O poder do povo na política é um conceito que remonta às origens da democracia, onde a voz do cidadão comum era tão importante quanto a dos líderes. No entanto, ao longo dos anos, tornou-se cada vez mais evidente que a influência dos mais poderosos muitas vezes vence os interesses da maioria. No mundo ideal, viveríamos onde os governados não temam falar e os governantes não temam ouvir. Mas não é bem assim. A riqueza e o poder político são recursos que muitas vezes estão nas mãos de uma pequena elite, que tem acesso aos corredores de poder e aos tomadores de decisão. A capacidade dos mais poderosos de moldar o processo político em seu favor muitas vezes resulta em políticas que beneficiam a eles próprios e prejudicam a maioria. Muitas pessoas acreditam que a política é corrupta e que as mudanças reais são difíceis de serem alcançadas por meio dos mecanismos democráticos tradicionais. Mas a descrença e o desencanto com a política, que desestimulariam a participação em protestos, não foi o bastante para impedir o atual contexto conturbado de Israel e da França. 

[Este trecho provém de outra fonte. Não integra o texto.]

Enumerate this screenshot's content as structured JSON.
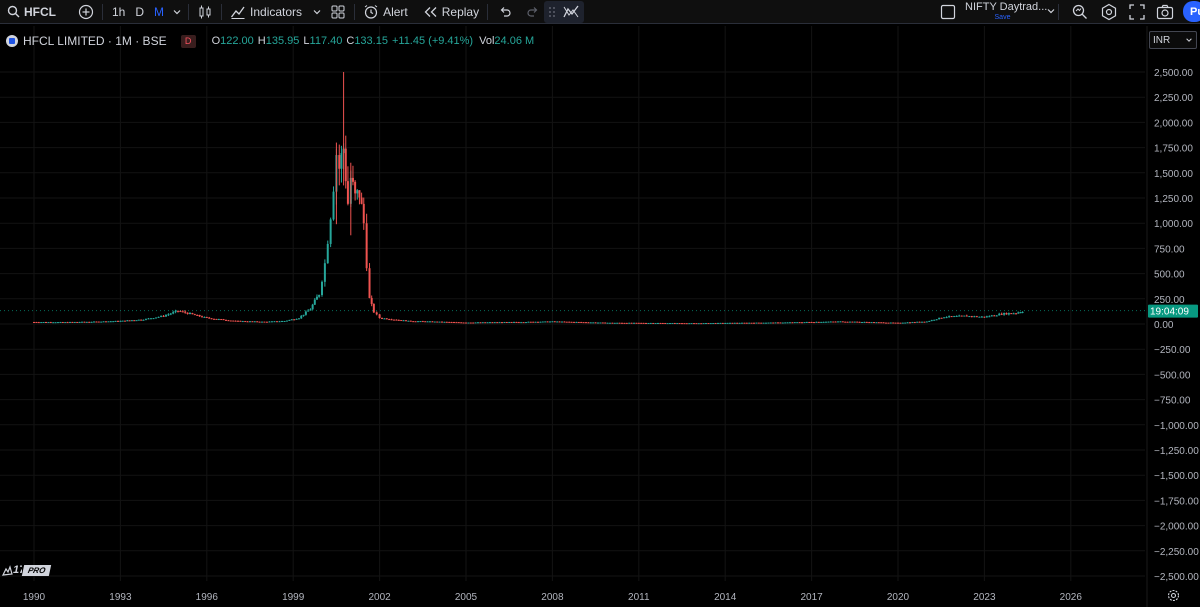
{
  "toolbar": {
    "symbol": "HFCL",
    "intervals": [
      "1h",
      "D",
      "M"
    ],
    "active_interval": "M",
    "indicators_label": "Indicators",
    "alert_label": "Alert",
    "replay_label": "Replay",
    "layout_name": "NIFTY Daytrad...",
    "layout_status": "Save",
    "publish_label": "Pu"
  },
  "legend": {
    "title": "HFCL LIMITED · 1M · BSE",
    "badge": "D",
    "o_label": "O",
    "o_value": "122.00",
    "h_label": "H",
    "h_value": "135.95",
    "l_label": "L",
    "l_value": "117.40",
    "c_label": "C",
    "c_value": "133.15",
    "change": "+11.45 (+9.41%)",
    "vol_label": "Vol",
    "vol_value": "24.06 M"
  },
  "price_scale": {
    "currency": "INR",
    "countdown": "19:04:09"
  },
  "colors": {
    "up": "#26a69a",
    "down": "#ef5350",
    "accent": "#2962ff",
    "price_label": "#089981"
  },
  "branding": {
    "badge": "PRO"
  },
  "icons": [
    "search-icon",
    "plus-circle-icon",
    "chevron-down-icon",
    "candles-icon",
    "indicators-icon",
    "templates-icon",
    "alert-clock-icon",
    "replay-icon",
    "undo-icon",
    "redo-icon",
    "drag-handle-icon",
    "layout-square-icon",
    "magnifier-icon",
    "settings-icon",
    "fullscreen-icon",
    "camera-icon",
    "gear-icon"
  ],
  "chart_data": {
    "type": "candlestick",
    "y_ticks": [
      "2,500.00",
      "2,250.00",
      "2,000.00",
      "1,750.00",
      "1,500.00",
      "1,250.00",
      "1,000.00",
      "750.00",
      "500.00",
      "250.00",
      "0.00",
      "−250.00",
      "−500.00",
      "−750.00",
      "−1,000.00",
      "−1,250.00",
      "−1,500.00",
      "−1,750.00",
      "−2,000.00",
      "−2,250.00",
      "−2,500.00"
    ],
    "x_ticks": [
      "1990",
      "1993",
      "1996",
      "1999",
      "2002",
      "2005",
      "2008",
      "2011",
      "2014",
      "2017",
      "2020",
      "2023",
      "2026"
    ],
    "ylim": [
      -2500,
      2500
    ],
    "last_price": 133.15,
    "series": [
      {
        "t": 1990.0,
        "c": 20
      },
      {
        "t": 1991.0,
        "c": 18
      },
      {
        "t": 1992.0,
        "c": 22
      },
      {
        "t": 1993.0,
        "c": 30
      },
      {
        "t": 1993.8,
        "c": 45
      },
      {
        "t": 1994.5,
        "c": 80
      },
      {
        "t": 1995.0,
        "c": 130
      },
      {
        "t": 1995.5,
        "c": 95
      },
      {
        "t": 1996.0,
        "c": 60
      },
      {
        "t": 1997.0,
        "c": 30
      },
      {
        "t": 1998.0,
        "c": 22
      },
      {
        "t": 1998.7,
        "c": 30
      },
      {
        "t": 1999.2,
        "c": 60
      },
      {
        "t": 1999.6,
        "c": 150
      },
      {
        "t": 1999.9,
        "c": 300
      },
      {
        "t": 2000.1,
        "c": 600
      },
      {
        "t": 2000.3,
        "c": 1100
      },
      {
        "t": 2000.5,
        "c": 1700
      },
      {
        "t": 2000.6,
        "c": 1550
      },
      {
        "t": 2000.75,
        "c": 1750
      },
      {
        "t": 2000.9,
        "c": 1200
      },
      {
        "t": 2001.0,
        "c": 1450
      },
      {
        "t": 2001.15,
        "c": 1250
      },
      {
        "t": 2001.3,
        "c": 1300
      },
      {
        "t": 2001.45,
        "c": 1000
      },
      {
        "t": 2001.55,
        "c": 600
      },
      {
        "t": 2001.65,
        "c": 250
      },
      {
        "t": 2001.8,
        "c": 120
      },
      {
        "t": 2002.0,
        "c": 60
      },
      {
        "t": 2003.0,
        "c": 30
      },
      {
        "t": 2005.0,
        "c": 15
      },
      {
        "t": 2007.0,
        "c": 20
      },
      {
        "t": 2008.0,
        "c": 25
      },
      {
        "t": 2010.0,
        "c": 12
      },
      {
        "t": 2013.0,
        "c": 8
      },
      {
        "t": 2016.0,
        "c": 15
      },
      {
        "t": 2018.0,
        "c": 25
      },
      {
        "t": 2020.0,
        "c": 12
      },
      {
        "t": 2021.0,
        "c": 25
      },
      {
        "t": 2021.6,
        "c": 70
      },
      {
        "t": 2022.3,
        "c": 80
      },
      {
        "t": 2023.0,
        "c": 70
      },
      {
        "t": 2023.6,
        "c": 100
      },
      {
        "t": 2024.1,
        "c": 110
      },
      {
        "t": 2024.4,
        "c": 133
      }
    ],
    "spike_highs": [
      {
        "t": 2000.75,
        "h": 2500
      },
      {
        "t": 2000.5,
        "h": 1800
      },
      {
        "t": 2001.0,
        "h": 1600
      }
    ]
  }
}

“ao longo dos anos, tornou-se cada vez mais evidente que a influência dos mais poderosos muitas vezes vence os interesses da maioria”

Com a crescente conectividade e o avanço tecnológico, a democracia participativa pode se tornar ainda mais acessível e eficaz. A internet e as redes sociais, por exemplo, possibilitam a participação de cidadãos em debates e consultas populares sem a necessidade de estar fisicamente presente. A democracia participativa — ou a ideia de uma democracia participativa — continua sendo relevante, e deve ser incentivada como uma forma de promover a inclusão cívica e a justiça social.

Do que, afinal, a democracia é feita? Sobretudo, de força de vontade. De muita força de vontade.